Contexte historique dans lequel naît le mouvement coopératif Desjardins
Vers la fin du XIXe siècle, la grande majorité de la population du Québec, soit environ 64% est encore rurale. Les dernières décennies du siècle ont été marquées par une série de mauvaises récoltes et les agriculteurs vivaient une situation très difficile.
En effet, les approvisionnements coûtaient cher et les revenus des paysans étaient maigres. En plus, en raison du fort taux de natalité les paroisses rurales de la vallée du Saint-Laurent étaient surpeuplées. En résultat, la plupart d’entre les familles rurales ont accumulé de lourdes dettes. Les nouvelles zones ouvertes à la colonisation au Nord du Québec (dans Abitibi) ne suffisaient pas à absorber le surplus de main-d’œuvre, qui fuit alors vers les villes ou la Nouvelle-Angleterre. Mais dans les usines, les salaires sont bas et le travail est incertain. Les ouvriers habitent pour la plupart des logements insalubres.
À l’époque, Montréal est considéré l’une des villes les plus malsaines du monde et affiche un taux de mortalité infantile élevé. De surcroît, l’accès à l’épargne et au crédit pour les travailleurs est incroyablement difficile, parce que les banques ne font affaire qu’avec les industriels, les commerçants et les familles fortunées.
Pour les gens du peuple l’accès à l’épargne et au crédit est très restreint, voir inexistant. Les prêteurs usuraires sévissent et beaucoup des familles tombent victimes de ces agents peu scrupuleux. Libres de toute contrainte ces « requins » finissent souvent par mettre la main sur les biens de leurs malheureux clients. En avril 1897, Alphonse Desjardins, sténographe français à la Chambre des communes du Parlement canadien, est sensibilisé à ce phénomène au cours d’un débat, quand un député fait état d’un cas où les intérêts ont atteint 3 000 %.

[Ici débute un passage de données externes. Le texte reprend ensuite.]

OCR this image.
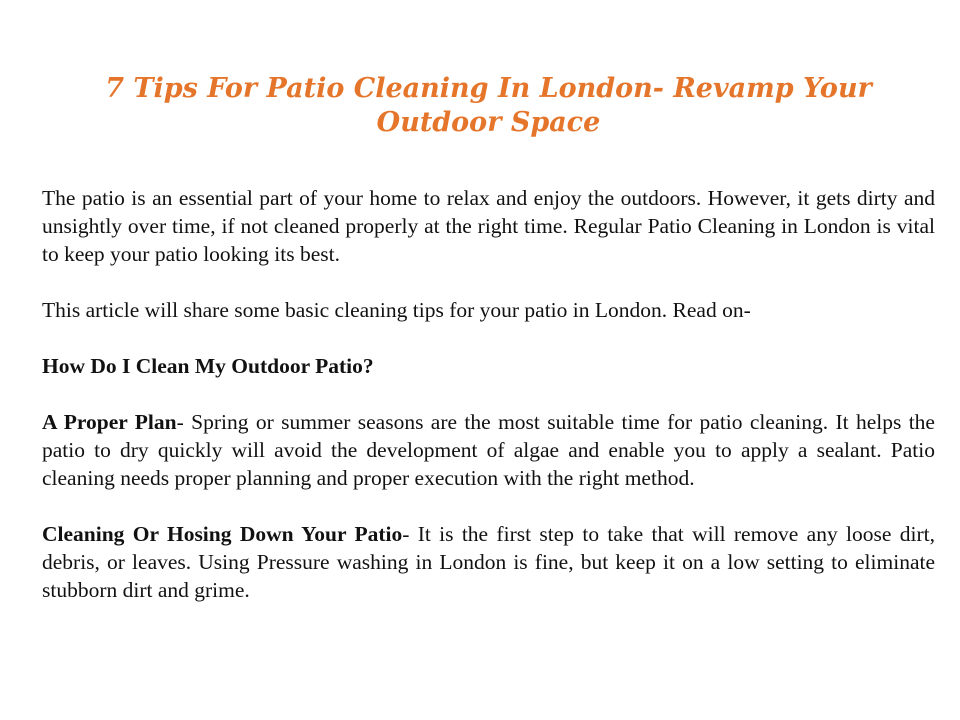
7 Tips For Patio Cleaning In London- Revamp Your Outdoor Space

The patio is an essential part of your home to relax and enjoy the outdoors. However, it gets dirty and unsightly over time, if not cleaned properly at the right time. Regular Patio Cleaning in London is vital to keep your patio looking its best.

This article will share some basic cleaning tips for your patio in London. Read on-

How Do I Clean My Outdoor Patio?

A Proper Plan- Spring or summer seasons are the most suitable time for patio cleaning. It helps the patio to dry quickly will avoid the development of algae and enable you to apply a sealant. Patio cleaning needs proper planning and proper execution with the right method.

Cleaning Or Hosing Down Your Patio- It is the first step to take that will remove any loose dirt, debris, or leaves. Using Pressure washing in London is fine, but keep it on a low setting to eliminate stubborn dirt and grime.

Scandalisé par tant d’injustice, M. Desjardins conçoit l’idée d’une coopérative d’entraide financière des gens de peuple et il décide de se documenter sur les moyens pris ailleurs dans le monde pour contrer ces pratiques. Au cours de ses recherches, il découvre le livre People’s Banks, de Henry W. Wolff. Cet ouvrage porte sur les banques populaires et sur les caisses rurales existant en Europe. Alphonse Desjardins écrit à M. Wolff qui le met en relation avec les dirigeants des caisses rurales européennes. Au fil des échanges, Desjardins élabore le projet d’un nouveau modèle de coopérative d’épargne et de crédit. Cette coopérative doit permettre à la classe laborieuse de devenir son propre banquier.
Ainsi Desjardins entend combattre l’usure et donner aux gens un instrument d’organisation économique. Il poursuit plusieurs objectifs, dont celui de généraliser l’épargne pour parer aux effets du chômage, de la maladie et autres imprévus de la vie; constituer à même cette épargne un système de crédit populaire, accessible aux ouvriers, aux cultivateurs et à toute personne honnête et travailleuse; favoriser la consolidation des entreprises familiales et artisanales; enrayer les ravages de l’usure; initier les leaders de la communauté française-canadienne à l’organisation économique et aux affaires; améliorer les conditions matérielles des classes laborieuses canadiennes.
De retour à Lévis, où il possède une maison, Desjardins réunit un petit groupe de concitoyens, auxquels il expose l’idée de la coopérative et avec qui il définit les statuts de la future caisse populaire. Les participants de la réunion approuvent l’idée. C’est le 6 décembre 1900 que la première caisse populaire est fondée et c’est le début du mouvement coopératif Desjardins. Plus d’un siècle plus tard, l’idéal d’Alphonse Desjardins anime toujours le vaste réseau des caisses: offrir des services financiers populaires sur la base de l’épargne populaire.